Now, I could toss in some rounding (for example: conversations are rounded up to nearest 5 or 10 or 15 minutes), grouping (all conversation with given person during a month), and I'll have nice system for automatically generating invoices for consulting-over-jabber services, but how to do it – I'll leave out as an exercise for readers 🙂
@depesz, what about performance – using indexes, amount of data dependences, etc.
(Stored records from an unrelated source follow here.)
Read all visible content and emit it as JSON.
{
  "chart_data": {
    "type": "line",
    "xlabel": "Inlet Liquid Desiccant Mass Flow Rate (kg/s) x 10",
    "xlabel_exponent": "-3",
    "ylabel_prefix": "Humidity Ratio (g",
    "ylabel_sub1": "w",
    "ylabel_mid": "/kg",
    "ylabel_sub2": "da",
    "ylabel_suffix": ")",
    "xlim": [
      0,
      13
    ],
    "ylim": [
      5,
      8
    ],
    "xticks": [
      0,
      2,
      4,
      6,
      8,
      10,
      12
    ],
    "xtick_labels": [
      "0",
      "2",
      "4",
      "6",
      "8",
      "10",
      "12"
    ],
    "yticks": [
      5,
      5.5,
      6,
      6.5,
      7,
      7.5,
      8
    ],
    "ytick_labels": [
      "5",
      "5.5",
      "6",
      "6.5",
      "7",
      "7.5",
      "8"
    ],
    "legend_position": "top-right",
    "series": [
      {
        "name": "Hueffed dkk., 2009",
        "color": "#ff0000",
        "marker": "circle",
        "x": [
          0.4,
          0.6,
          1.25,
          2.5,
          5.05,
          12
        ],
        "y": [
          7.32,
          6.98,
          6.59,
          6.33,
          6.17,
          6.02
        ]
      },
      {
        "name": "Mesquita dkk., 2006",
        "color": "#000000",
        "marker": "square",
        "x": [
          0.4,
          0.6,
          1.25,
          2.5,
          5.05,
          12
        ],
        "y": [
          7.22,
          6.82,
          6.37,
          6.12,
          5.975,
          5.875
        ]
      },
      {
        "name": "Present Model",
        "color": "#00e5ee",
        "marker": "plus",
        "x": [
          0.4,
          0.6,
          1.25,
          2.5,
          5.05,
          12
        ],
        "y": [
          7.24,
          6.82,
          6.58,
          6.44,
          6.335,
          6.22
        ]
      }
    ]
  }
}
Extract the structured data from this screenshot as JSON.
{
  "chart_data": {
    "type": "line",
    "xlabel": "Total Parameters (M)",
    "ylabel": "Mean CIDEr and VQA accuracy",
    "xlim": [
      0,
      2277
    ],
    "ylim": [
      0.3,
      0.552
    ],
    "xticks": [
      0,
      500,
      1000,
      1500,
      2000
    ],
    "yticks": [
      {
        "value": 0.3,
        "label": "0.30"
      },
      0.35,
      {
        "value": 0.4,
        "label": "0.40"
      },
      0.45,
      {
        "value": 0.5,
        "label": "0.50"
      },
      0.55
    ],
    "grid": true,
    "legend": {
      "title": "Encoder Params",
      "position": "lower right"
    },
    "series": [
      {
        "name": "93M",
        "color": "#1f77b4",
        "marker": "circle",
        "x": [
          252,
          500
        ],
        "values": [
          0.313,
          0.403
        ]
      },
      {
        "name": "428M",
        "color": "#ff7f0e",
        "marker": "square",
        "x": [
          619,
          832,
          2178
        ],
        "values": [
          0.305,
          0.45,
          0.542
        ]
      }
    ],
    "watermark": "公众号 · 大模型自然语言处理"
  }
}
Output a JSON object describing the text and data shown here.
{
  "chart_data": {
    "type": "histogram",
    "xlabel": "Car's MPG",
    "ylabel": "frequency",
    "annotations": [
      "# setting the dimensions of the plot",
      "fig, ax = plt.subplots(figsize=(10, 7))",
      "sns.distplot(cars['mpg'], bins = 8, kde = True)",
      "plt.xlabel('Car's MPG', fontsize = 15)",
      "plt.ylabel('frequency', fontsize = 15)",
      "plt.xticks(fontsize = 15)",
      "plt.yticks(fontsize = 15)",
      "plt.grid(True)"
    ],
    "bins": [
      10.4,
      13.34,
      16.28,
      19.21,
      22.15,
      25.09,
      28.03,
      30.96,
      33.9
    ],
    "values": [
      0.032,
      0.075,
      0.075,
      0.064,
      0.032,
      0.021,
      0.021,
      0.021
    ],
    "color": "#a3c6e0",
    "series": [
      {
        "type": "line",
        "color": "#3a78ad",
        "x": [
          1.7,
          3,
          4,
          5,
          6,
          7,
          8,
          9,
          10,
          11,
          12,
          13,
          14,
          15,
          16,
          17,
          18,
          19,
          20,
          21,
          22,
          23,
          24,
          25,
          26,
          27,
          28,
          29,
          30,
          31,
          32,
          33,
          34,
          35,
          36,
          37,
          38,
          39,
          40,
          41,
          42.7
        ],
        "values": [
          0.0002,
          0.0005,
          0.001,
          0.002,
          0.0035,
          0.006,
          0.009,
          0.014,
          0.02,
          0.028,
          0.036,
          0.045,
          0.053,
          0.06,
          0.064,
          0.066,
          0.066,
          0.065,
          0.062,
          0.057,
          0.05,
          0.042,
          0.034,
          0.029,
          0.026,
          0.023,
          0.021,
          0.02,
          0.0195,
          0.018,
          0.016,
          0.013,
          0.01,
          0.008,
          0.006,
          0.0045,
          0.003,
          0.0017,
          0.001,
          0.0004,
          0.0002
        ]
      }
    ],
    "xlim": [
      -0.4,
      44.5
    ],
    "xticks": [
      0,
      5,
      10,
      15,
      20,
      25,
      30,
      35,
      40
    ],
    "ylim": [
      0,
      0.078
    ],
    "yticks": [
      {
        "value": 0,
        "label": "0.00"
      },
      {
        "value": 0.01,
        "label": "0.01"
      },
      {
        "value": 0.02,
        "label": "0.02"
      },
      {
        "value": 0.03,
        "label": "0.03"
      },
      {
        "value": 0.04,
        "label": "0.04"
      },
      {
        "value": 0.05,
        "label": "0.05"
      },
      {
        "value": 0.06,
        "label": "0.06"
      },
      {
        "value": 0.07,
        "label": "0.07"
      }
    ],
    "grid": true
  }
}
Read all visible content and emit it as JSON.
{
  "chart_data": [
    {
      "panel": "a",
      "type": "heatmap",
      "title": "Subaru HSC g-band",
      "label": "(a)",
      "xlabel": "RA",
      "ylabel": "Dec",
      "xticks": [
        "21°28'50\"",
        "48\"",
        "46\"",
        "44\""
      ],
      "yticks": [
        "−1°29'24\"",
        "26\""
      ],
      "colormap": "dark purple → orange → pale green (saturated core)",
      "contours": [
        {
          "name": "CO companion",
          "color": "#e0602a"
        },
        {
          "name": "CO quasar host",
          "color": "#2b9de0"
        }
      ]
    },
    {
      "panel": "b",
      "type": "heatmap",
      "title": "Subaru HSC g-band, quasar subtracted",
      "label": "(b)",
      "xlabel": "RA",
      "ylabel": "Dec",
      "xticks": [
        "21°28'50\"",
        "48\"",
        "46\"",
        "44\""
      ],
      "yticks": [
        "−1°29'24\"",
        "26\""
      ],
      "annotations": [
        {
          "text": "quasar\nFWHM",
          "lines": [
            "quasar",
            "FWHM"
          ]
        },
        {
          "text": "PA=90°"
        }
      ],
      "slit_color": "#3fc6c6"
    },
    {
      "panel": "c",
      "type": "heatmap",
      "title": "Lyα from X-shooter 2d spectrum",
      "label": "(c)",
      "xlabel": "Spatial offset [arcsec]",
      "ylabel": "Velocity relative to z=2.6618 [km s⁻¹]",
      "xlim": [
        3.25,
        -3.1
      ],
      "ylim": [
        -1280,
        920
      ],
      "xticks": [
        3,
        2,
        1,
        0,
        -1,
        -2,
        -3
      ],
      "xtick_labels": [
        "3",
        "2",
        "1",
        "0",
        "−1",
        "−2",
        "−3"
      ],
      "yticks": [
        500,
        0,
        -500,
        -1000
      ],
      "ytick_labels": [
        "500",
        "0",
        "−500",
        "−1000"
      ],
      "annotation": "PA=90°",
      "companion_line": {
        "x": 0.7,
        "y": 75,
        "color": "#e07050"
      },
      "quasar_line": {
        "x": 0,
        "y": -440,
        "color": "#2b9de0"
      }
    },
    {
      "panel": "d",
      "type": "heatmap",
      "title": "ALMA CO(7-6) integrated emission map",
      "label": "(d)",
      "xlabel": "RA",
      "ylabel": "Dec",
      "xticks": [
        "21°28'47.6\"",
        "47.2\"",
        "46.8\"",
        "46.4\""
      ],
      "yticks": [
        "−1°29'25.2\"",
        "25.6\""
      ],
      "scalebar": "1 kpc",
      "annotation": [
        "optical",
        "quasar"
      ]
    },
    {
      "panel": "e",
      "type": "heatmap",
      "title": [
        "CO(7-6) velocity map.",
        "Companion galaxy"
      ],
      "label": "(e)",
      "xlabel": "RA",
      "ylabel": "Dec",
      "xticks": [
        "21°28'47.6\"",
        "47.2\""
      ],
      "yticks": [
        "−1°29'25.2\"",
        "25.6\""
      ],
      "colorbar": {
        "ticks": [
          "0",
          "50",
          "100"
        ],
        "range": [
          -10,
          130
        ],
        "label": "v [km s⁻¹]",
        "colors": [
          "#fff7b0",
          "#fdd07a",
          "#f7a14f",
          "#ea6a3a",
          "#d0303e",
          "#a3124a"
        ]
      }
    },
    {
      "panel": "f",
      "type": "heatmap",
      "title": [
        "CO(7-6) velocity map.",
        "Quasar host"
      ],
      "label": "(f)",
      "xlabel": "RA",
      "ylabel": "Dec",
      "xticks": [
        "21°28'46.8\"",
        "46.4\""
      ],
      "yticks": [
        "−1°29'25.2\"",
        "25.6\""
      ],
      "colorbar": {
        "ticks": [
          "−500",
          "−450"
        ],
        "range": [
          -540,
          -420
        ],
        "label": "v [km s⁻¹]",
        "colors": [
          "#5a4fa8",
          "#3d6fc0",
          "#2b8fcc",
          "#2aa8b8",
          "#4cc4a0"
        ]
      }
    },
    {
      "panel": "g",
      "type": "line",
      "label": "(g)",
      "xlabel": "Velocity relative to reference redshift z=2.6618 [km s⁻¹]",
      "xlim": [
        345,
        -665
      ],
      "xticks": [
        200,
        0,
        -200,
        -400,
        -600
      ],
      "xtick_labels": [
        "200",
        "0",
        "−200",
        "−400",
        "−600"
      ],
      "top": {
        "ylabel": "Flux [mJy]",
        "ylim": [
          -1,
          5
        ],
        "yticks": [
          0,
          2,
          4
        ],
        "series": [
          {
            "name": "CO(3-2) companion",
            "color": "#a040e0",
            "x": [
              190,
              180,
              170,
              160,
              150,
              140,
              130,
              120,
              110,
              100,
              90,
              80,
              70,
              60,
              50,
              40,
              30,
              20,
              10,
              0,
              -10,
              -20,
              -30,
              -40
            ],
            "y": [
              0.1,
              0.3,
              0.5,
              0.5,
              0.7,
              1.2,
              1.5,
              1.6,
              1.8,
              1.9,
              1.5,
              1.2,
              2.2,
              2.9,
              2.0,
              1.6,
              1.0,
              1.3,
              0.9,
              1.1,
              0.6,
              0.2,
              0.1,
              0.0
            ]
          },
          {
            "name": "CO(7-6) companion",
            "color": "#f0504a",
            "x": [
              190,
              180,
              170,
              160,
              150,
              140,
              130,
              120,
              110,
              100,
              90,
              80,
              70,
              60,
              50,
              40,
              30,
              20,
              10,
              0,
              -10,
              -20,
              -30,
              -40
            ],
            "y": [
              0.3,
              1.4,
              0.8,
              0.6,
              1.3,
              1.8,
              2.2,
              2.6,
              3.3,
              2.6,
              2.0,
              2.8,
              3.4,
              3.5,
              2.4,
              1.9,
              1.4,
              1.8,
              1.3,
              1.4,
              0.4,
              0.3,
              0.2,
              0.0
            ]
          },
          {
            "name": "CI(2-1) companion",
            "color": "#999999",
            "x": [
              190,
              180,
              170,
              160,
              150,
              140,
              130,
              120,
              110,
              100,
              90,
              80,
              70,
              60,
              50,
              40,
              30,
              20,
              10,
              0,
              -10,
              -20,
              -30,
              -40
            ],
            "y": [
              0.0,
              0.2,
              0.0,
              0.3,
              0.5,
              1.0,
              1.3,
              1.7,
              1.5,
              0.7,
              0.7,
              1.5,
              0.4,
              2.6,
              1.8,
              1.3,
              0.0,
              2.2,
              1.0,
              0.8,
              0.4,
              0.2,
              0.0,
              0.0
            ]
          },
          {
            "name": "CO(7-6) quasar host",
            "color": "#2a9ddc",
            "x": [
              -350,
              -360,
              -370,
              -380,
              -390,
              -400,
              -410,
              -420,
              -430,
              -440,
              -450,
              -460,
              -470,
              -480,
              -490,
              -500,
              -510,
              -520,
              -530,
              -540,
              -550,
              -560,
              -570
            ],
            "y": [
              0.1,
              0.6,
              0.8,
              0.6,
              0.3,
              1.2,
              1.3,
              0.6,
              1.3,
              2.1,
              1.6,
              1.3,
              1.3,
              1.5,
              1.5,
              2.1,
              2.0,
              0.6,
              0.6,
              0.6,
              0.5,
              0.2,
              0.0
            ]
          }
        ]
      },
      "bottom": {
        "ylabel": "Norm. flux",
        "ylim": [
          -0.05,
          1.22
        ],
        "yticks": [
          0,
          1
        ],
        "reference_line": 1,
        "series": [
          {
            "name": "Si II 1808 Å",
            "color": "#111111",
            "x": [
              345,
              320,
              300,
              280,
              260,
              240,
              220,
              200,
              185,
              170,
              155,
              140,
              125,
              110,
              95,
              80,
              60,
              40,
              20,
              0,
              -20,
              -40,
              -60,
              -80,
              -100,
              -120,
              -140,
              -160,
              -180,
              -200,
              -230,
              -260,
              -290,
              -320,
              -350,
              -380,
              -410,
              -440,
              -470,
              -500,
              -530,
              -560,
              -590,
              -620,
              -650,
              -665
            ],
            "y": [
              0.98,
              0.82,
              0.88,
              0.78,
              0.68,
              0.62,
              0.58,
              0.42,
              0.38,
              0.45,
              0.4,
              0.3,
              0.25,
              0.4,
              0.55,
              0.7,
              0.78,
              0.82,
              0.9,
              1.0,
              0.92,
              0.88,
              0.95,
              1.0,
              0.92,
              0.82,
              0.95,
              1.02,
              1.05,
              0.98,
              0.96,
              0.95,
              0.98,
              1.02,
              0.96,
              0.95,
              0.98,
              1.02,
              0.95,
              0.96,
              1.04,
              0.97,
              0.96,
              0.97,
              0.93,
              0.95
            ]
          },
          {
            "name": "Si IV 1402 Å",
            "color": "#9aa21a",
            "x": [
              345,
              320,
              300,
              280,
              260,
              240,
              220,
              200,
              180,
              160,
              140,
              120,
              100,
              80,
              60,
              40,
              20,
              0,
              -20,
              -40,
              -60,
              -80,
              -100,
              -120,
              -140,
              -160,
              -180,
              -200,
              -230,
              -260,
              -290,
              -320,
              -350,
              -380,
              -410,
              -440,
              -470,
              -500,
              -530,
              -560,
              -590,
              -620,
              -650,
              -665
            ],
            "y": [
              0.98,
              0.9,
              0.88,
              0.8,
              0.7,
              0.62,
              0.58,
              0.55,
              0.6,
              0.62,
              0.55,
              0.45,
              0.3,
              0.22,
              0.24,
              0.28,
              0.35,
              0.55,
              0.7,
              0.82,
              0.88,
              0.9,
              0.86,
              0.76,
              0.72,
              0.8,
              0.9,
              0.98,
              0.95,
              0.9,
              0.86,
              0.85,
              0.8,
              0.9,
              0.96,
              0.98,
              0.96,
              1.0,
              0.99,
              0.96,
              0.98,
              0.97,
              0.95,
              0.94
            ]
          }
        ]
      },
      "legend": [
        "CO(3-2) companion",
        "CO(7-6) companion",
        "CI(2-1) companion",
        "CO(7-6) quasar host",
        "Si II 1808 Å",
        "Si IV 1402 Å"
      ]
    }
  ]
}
Well, it is all mostly rescanning of some recordset (i.e. list of messages to be grouped into chats). So, as long as your dataset is not too big – it will be fast. Generally, we are speaking about: 1. seq scan (or index scan) of the source table, 3 materializations of changes to the recordset. with appropriate work_mem it should work really nice.
@depesz, thanks for the extremely useful example! You made my day.